Ilustremos esse desatino pelo caso do Mercosul. De fato, a renúncia de soberania também se manifesta no patético assentimento passivo, por parte da “diplomacia altiva”, a todos os desmandos cometidos pela Argentina no âmbito do Mercosul e das relações comerciais bilaterais com o Brasil. O que significa o governo brasileiro aceitar a imposição unilateral de salvaguardas argentinas contra nossas exportações senão renúncia de soberania? Ela se dá em total contradição com a letra e o espírito do Tratado de Assunção, que não autorizam esse tipo de prática arbitrária da Argentina. Ela também se manifesta na passividade completa em face dos repetidos abusos cometidos pelo vizinho contra um número cada vez maior de produtos brasileiros.

A inoperância da diplomacia é provocada, como se sabe, por determinação direta do Palácio do Planalto, onde um “Rasputin diplomático” saído da academia pretende construir uma “diplomacia alternativa”, feita de alianças prioritárias com os “parceiros do Sul”, em detrimento dos nossos interesses nacionais, a começar pelos interesses diretos de quem produz e pretende vender ao exterior dentro das condições estabelecidas nos tratados assinados e consagrados em nossas relações exteriores. Essa passividade em face dos abusos argentino beira o limite do crime de responsabilidade política, pois se coloca contra os interesses nacionais, em primeiro lugar dos nossos empresários, frente a barreiras não justificadas pelo Tratado de Assunção.

O amesquinhamento da diplomacia se revela igualmente no incrível “protocolo” assinado com a ditadura cubana, visando ao “reconhecimento” de diplomas concedidos a alunos de “medicina” selecionados, não pelo Estado, mas pelo PT e por outros partidos e movimentos sectários. Mesmo que a tramitação dessa facilidade tenha sido barrada pela oportuna reação das universidades e da própria Ordem da área médica, o protocolo diplomático figura nos anais da diplomacia brasileira, como uma nódoa de indisfarçável renúncia de soberania. Pode-se pensar no constrangimento dos diplomatas da Secretaria de Estado ou daqueles servindo sob as ordens do incrível “embaixador” brasileiro em Havana, que já tinha declarado sua aprovação aos fuzilamentos contra dissidentes ordenados por Castro, a quem ele admira: contra as mais velhas tradições da diplomacia, eles tiveram de preparar um documento preliminar que representou a mais servil sujeição da diplomacia brasileira a interesses diretamente partidários.

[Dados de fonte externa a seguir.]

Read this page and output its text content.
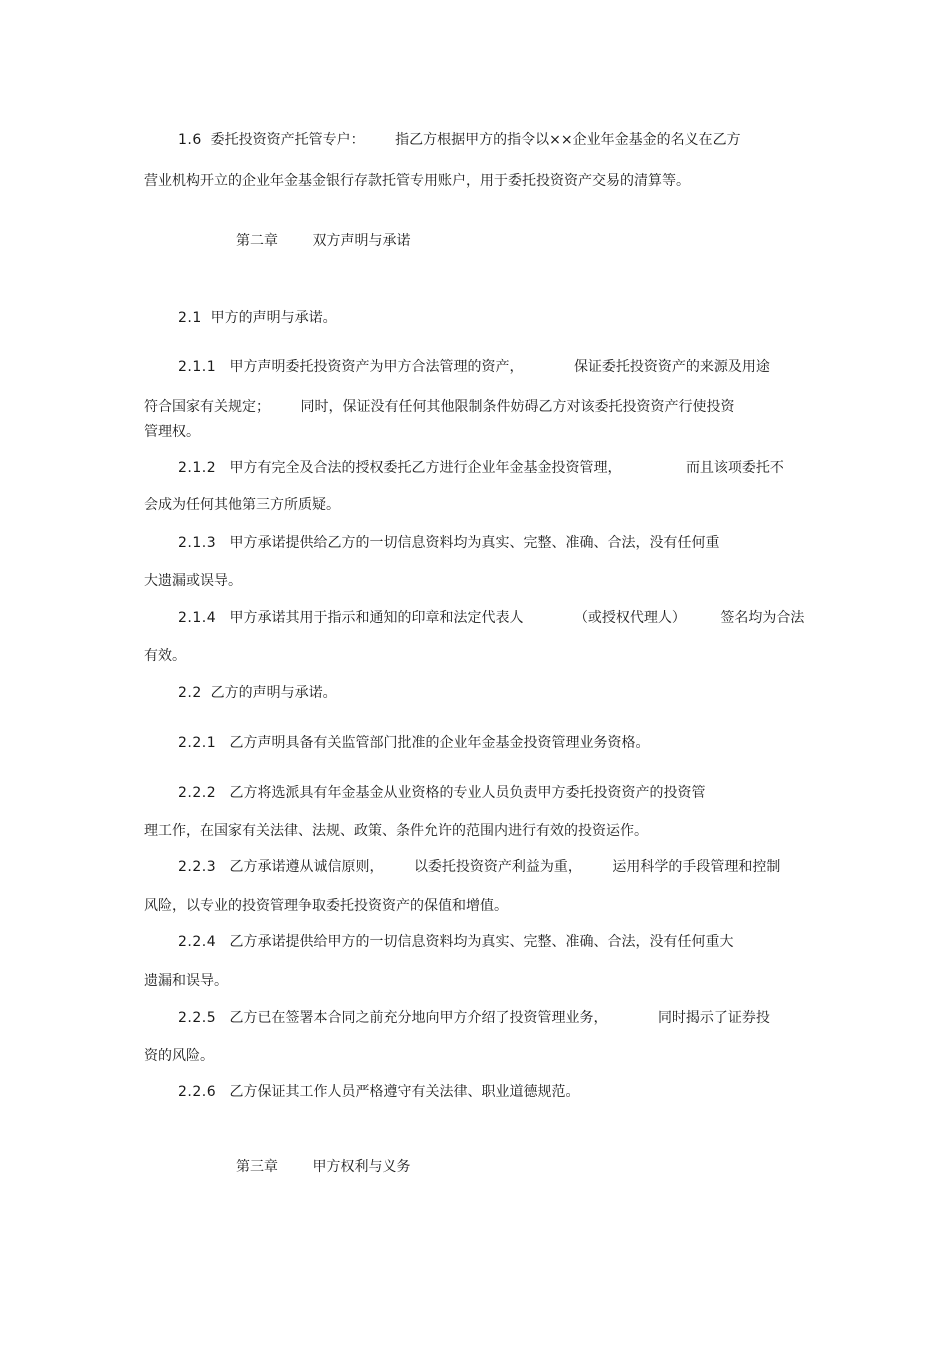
1.6 委托投资资产托管专户： 指乙方根据甲方的指令以××企业年金基金的名义在乙方
营业机构开立的企业年金基金银行存款托管专用账户，用于委托投资资产交易的清算等。
第二章 双方声明与承诺
2.1 甲方的声明与承诺。
2.1.1 甲方声明委托投资资产为甲方合法管理的资产，	保证委托投资资产的来源及用途
符合国家有关规定； 同时，保证没有任何其他限制条件妨碍乙方对该委托投资资产行使投资
管理权。
2.1.2 甲方有完全及合法的授权委托乙方进行企业年金基金投资管理，	而且该项委托不
会成为任何其他第三方所质疑。
2.1.3 甲方承诺提供给乙方的一切信息资料均为真实、完整、准确、合法，没有任何重
大遗漏或误导。
2.1.4 甲方承诺其用于指示和通知的印章和法定代表人	（或授权代理人） 签名均为合法
有效。
2.2 乙方的声明与承诺。
2.2.1 乙方声明具备有关监管部门批准的企业年金基金投资管理业务资格。
2.2.2 乙方将选派具有年金基金从业资格的专业人员负责甲方委托投资资产的投资管
理工作，在国家有关法律、法规、政策、条件允许的范围内进行有效的投资运作。
2.2.3 乙方承诺遵从诚信原则， 以委托投资资产利益为重， 运用科学的手段管理和控制
风险，以专业的投资管理争取委托投资资产的保值和增值。
2.2.4 乙方承诺提供给甲方的一切信息资料均为真实、完整、准确、合法，没有任何重大
遗漏和误导。
2.2.5 乙方已在签署本合同之前充分地向甲方介绍了投资管理业务，	同时揭示了证券投
资的风险。
2.2.6 乙方保证其工作人员严格遵守有关法律、职业道德规范。
第三章 甲方权利与义务
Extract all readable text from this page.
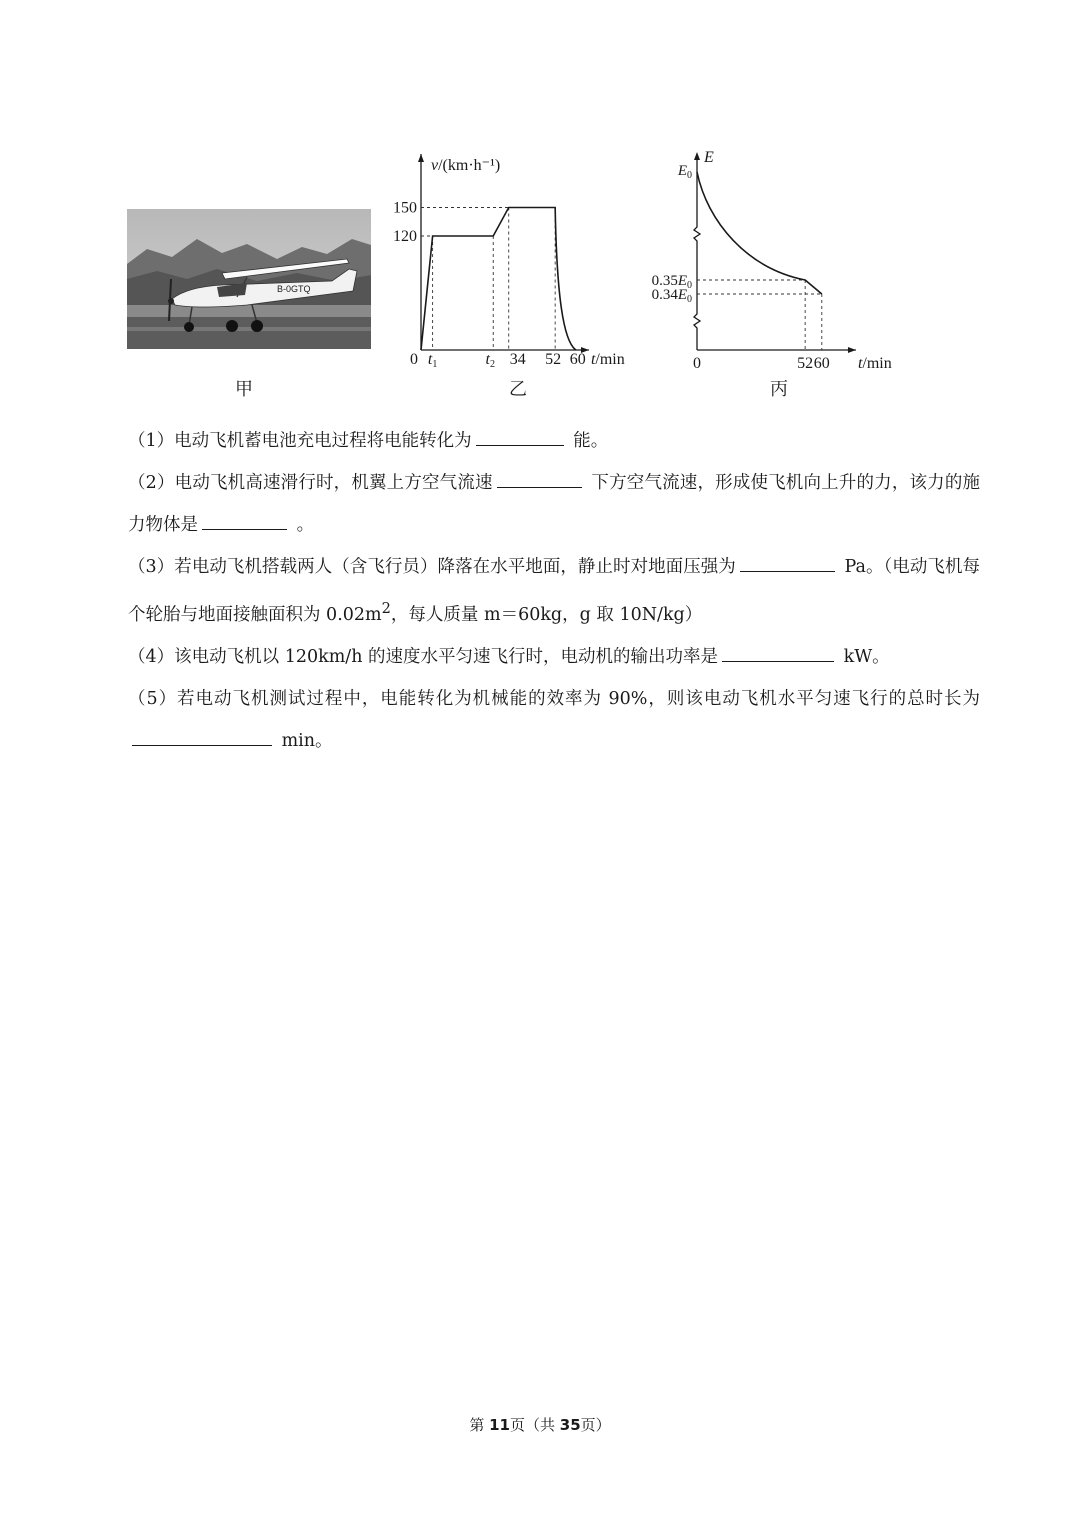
B-0GTQ
甲
v/(km·h⁻¹)
t/min
120
150
0 t1	t2 34 52 60
乙
E
t/min
$E_0$
$0.35E_0$
$0.34E_0$
0	52 60
丙

（1）电动飞机蓄电池充电过程将电能转化为	能。

（2）电动飞机高速滑行时，机翼上方空气流速	下方空气流速，形成使飞机向上升的力，该力的施力物体是	。

（3）若电动飞机搭载两人（含飞行员）降落在水平地面，静止时对地面压强为	Pa。（电动飞机每个轮胎与地面接触面积为 $0.02m^2$，每人质量 m＝60kg，g 取 10N/kg）

（4）该电动飞机以 120km/h 的速度水平匀速飞行时，电动机的输出功率是	kW。

（5）若电动飞机测试过程中，电能转化为机械能的效率为 90%，则该电动飞机水平匀速飞行的总时长为 min。

第 11页（共 35页）
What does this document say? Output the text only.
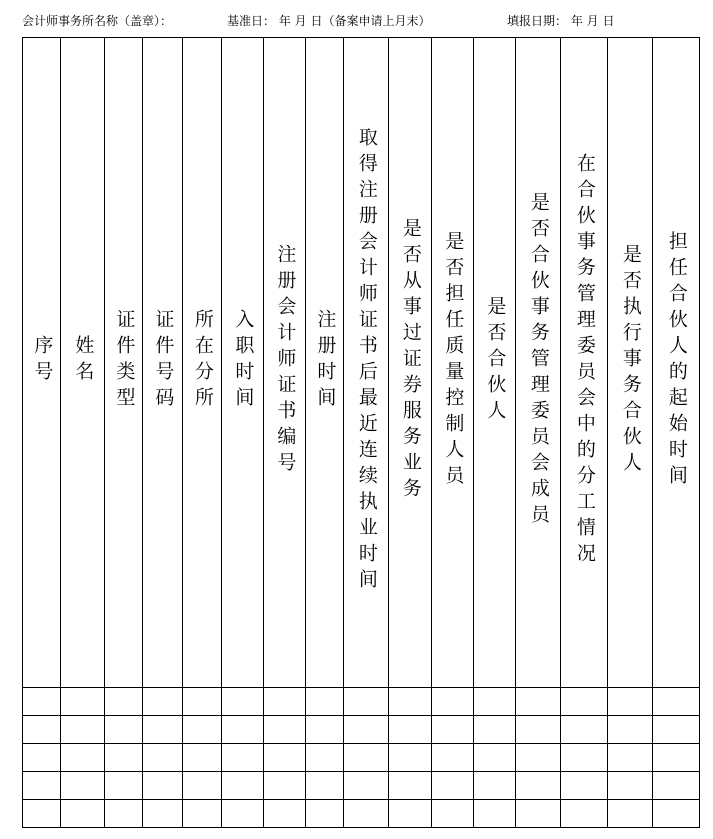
会计师事务所名称（盖章）：	基准日： 年 月 日（备案申请上月末）	填报日期： 年 月 日
序号	姓名	证件类型	证件号码	所在分所	入职时间	注册会计师证书编号	注册时间	取得注册会计师证书后最近连续执业时间	是否从事过证券服务业务	是否担任质量控制人员	是否合伙人	是否合伙事务管理委员会成员	在合伙事务管理委员会中的分工情况	是否执行事务合伙人	担任合伙人的起始时间
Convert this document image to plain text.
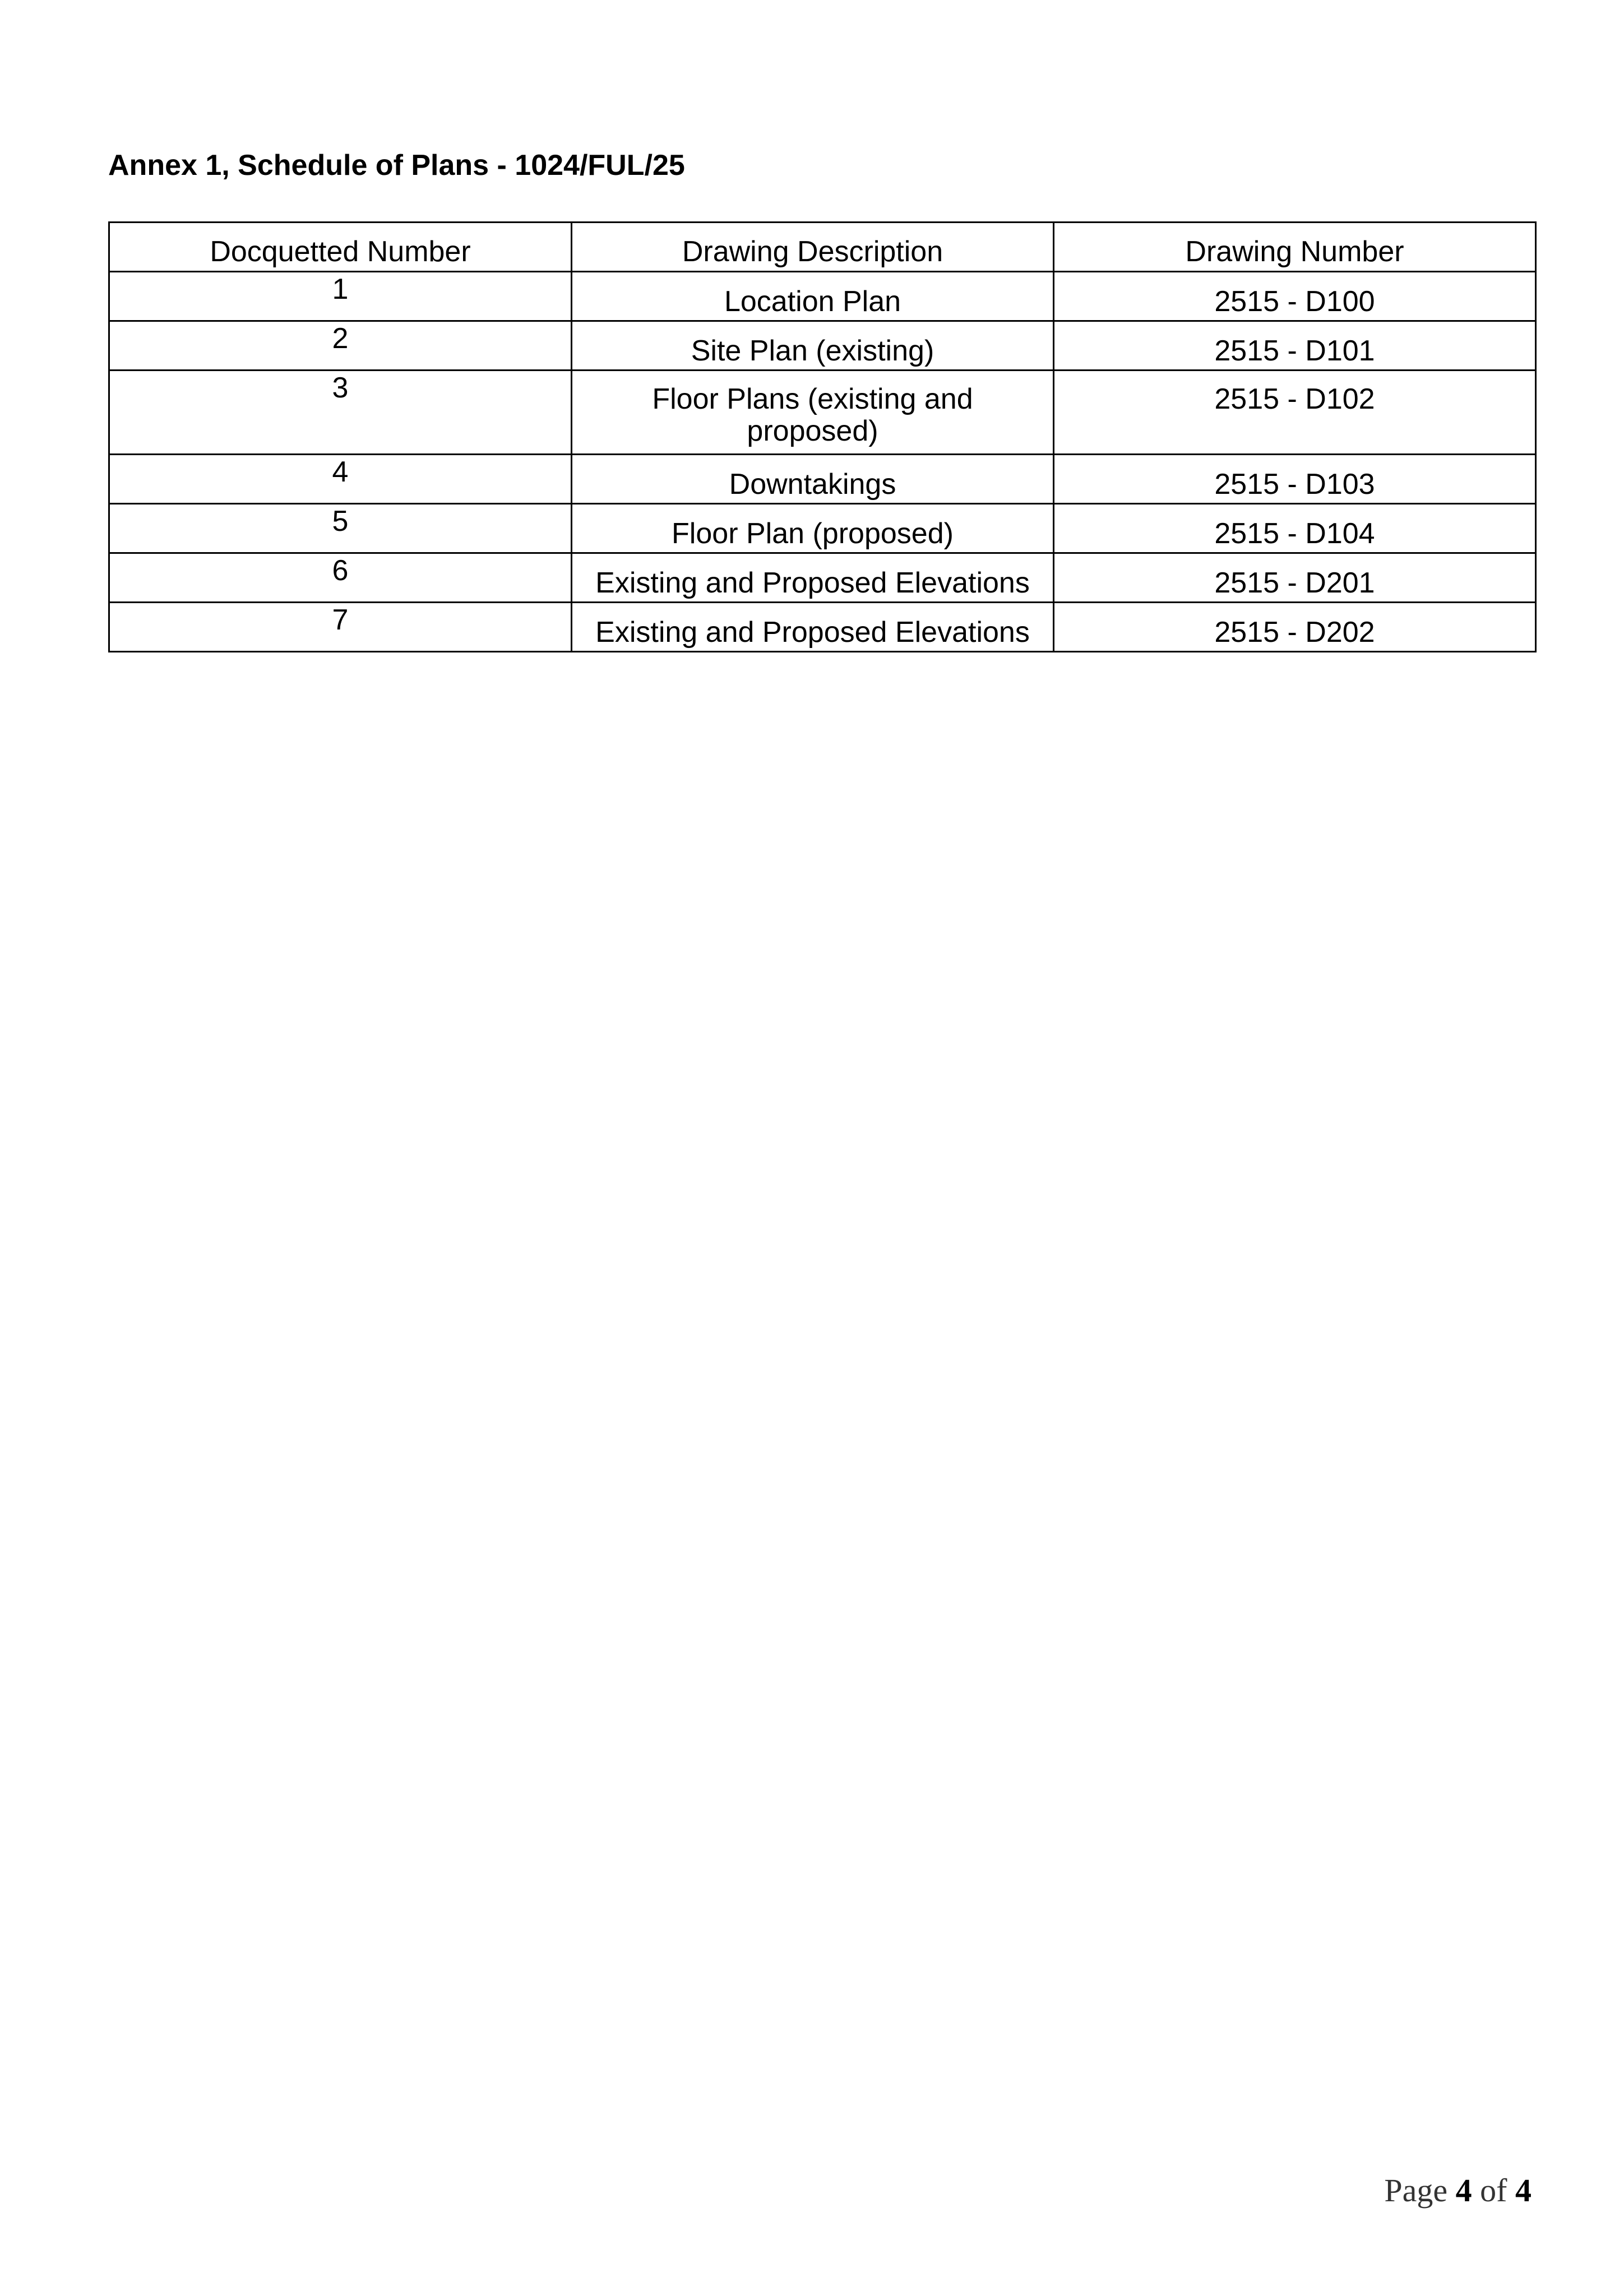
Annex 1, Schedule of Plans - 1024/FUL/25
Docquetted Number	Drawing Description	Drawing Number
1	Location Plan	2515 - D100
2	Site Plan (existing)	2515 - D101
3	Floor Plans (existing and proposed)	2515 - D102
4	Downtakings	2515 - D103
5	Floor Plan (proposed)	2515 - D104
6	Existing and Proposed Elevations	2515 - D201
7	Existing and Proposed Elevations	2515 - D202
Page 4 of 4
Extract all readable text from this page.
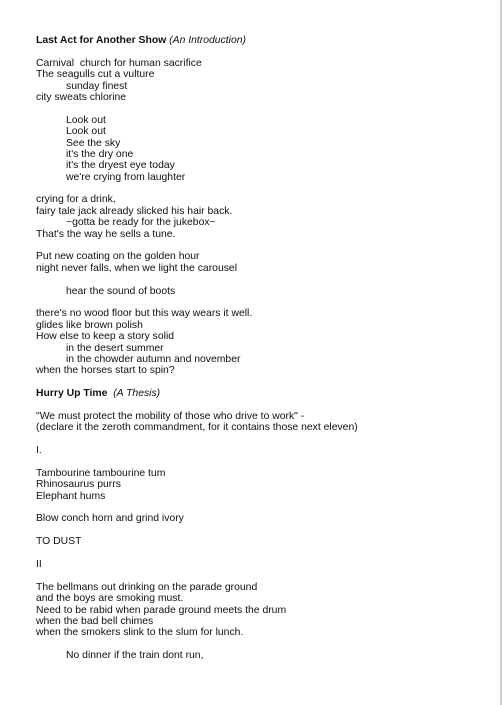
Last Act for Another Show (An Introduction)
Carnival  church for human sacrifice
The seagulls cut a vulture
sunday finest
city sweats chlorine
Look out
Look out
See the sky
it's the dry one
it's the dryest eye today
we're crying from laughter
crying for a drink,
fairy tale jack already slicked his hair back.
~gotta be ready for the jukebox~
That's the way he sells a tune.
Put new coating on the golden hour
night never falls, when we light the carousel
hear the sound of boots
there's no wood floor but this way wears it well.
glides like brown polish
How else to keep a story solid
in the desert summer
in the chowder autumn and november
when the horses start to spin?
Hurry Up Time (A Thesis)
"We must protect the mobility of those who drive to work" -
(declare it the zeroth commandment, for it contains those next eleven)
I.
Tambourine tambourine tum
Rhinosaurus purrs
Elephant hums
Blow conch horn and grind ivory
TO DUST
II
The bellmans out drinking on the parade ground
and the boys are smoking must.
Need to be rabid when parade ground meets the drum
when the bad bell chimes
when the smokers slink to the slum for lunch.
No dinner if the train dont run,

Mas há mais. Renúncia de soberania representa alinhar-se preventivamente com a China na política obstrucionista, sem sequer exame de mérito, de uma investigação séria, por parte de órgãos da ONU, dos atentados aos direitos humanos cometidos naquele país. O Brasil tinha por prática, antes do governo atual, abster-se nesse tipo de votação, por vezes por razões alegadamente técnicas, outras porque muitas dessas resoluções tem de fato indisfarçável motivação política. Agora, este governo obriga a diplomacia a sustentar ativamente regimes violadores dos direitos humanos como os de Cuba e da China.

Em vários itens da agenda externa do Brasil, o governo petista age sofregamente, ao arrepio de nossas tradições diplomáticas, na busca ilusória de prestígio internacional e na obsessão quase risível de conquistar de imediato uma cadeira permanente no Conselho de Segurança da ONU. A postura nas negociações da Alca e nos temas de comércio internacional, de modo geral, revelam uma concepção atrasada dos interesses econômicos brasileiros. As tentativas de agradar ao mesmo tempo aos antiglobalizadores do Fórum Social Mundial e aos homens de negócio de Davos confirmam que este governo e esta diplomacia não têm rumo próprio, apenas reações desencontradas.

A diplomacia brasileira tem um inegável prestígio dentro e fora do país. Ela sempre conseguiu traduzir a essência do interesse nacional. Atualmente, porém, o que se vê é um triste espetáculo de renúncia de soberania nacional.